На том конце провода воцаряется тишина. Похоже, от переполняющих мыслей в голове Александры Георгиевны случается какая-то поломка.
– Вот оно что? И почему ты плачешь? Любаша, приезжай. Чего мы по телефону болтаем, как подруги? Я, всё-таки, твой психолог. – Подчеркивает она с гордостью.
– Не хочу объяснять почему… Я простая девчонка, Александра Георгиевна. Мне хочется напиться, купить килограмм мороженого и плакать под грустные фильмы на плече у подруги. Никакая я не сильная.
– О боже! Нам ещё заедания стресса не хватало, Любаша. Тебе не жалко потраченных на похудение двух лет?
Я уже не слушаю ее. Конечно, я благодарна Савской за помощь, но сейчас я выпускаю на волю слабость и смело смотрю ей в лицо.
– Александра Георгиевна, я признаю свои недостатки.
– Любаша, слабости и несовершенства делают женщину человечнее. Купи бутылочку вина и мороженое, детка. И смотри до рассвета грустные фильмы. Дай-ка вспомнить… Хатико, Титаник, Дневник памяти… – произносит Савская. Я не вижу ее, но почти уверена, что она расслабленно лежит на софе и потягивает кофе из фарфоровой чашки. – Доктор разрешает!
За что я уважаю своего психолога, так это за чуткость. Она чувствует клиента на расстоянии, понимая, что в минуты острого стресса ее нравоучения, мягко говоря, вызывают раздражение. Александра Георгиевна оторвётся на мне в другое, более благоприятное для беседы время.
Пятничный вечер походит на фейерверк. Из кафе и клубов гремит битами музыка, улицы наполняются машинами и людьми, даже огни вывесок и уличное освещение играют более яркими красками, нежели в другой будний день. Люди, как запертые в неволе животные, вырываются на свободу из душных офисов, чтобы забыться в алкогольном дурмане и чужих объятиях.
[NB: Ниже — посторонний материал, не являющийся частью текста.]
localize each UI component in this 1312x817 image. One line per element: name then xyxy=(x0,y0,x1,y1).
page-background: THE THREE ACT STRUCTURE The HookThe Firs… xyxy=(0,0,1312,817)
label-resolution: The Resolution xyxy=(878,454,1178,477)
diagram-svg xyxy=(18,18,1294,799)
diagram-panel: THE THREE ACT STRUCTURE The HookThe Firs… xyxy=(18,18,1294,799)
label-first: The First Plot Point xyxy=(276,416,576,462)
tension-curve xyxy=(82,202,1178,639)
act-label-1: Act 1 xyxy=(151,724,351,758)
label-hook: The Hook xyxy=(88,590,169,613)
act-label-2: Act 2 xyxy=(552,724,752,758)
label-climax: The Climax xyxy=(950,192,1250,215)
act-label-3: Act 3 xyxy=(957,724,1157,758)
Моя оранжевая «морковка» резво снуёт между машин по освещенным городским улицам. Я купила ее три месяца назад, воспользовавшись автокредитом. Да, пускай так, но плачу я за тачку сама, как и за съёмную квартиру. Ещё и родителям умудряюсь помогать. С чего Боголюбов взял, что меня кто-то содержит? Савская права – он не стоит моих слез. И я не позволю себя обесценивать.
Паркуюсь возле супермаркета и с чистой совестью исполняю наказ психолога: покупаю килограмм шоколадного мороженого.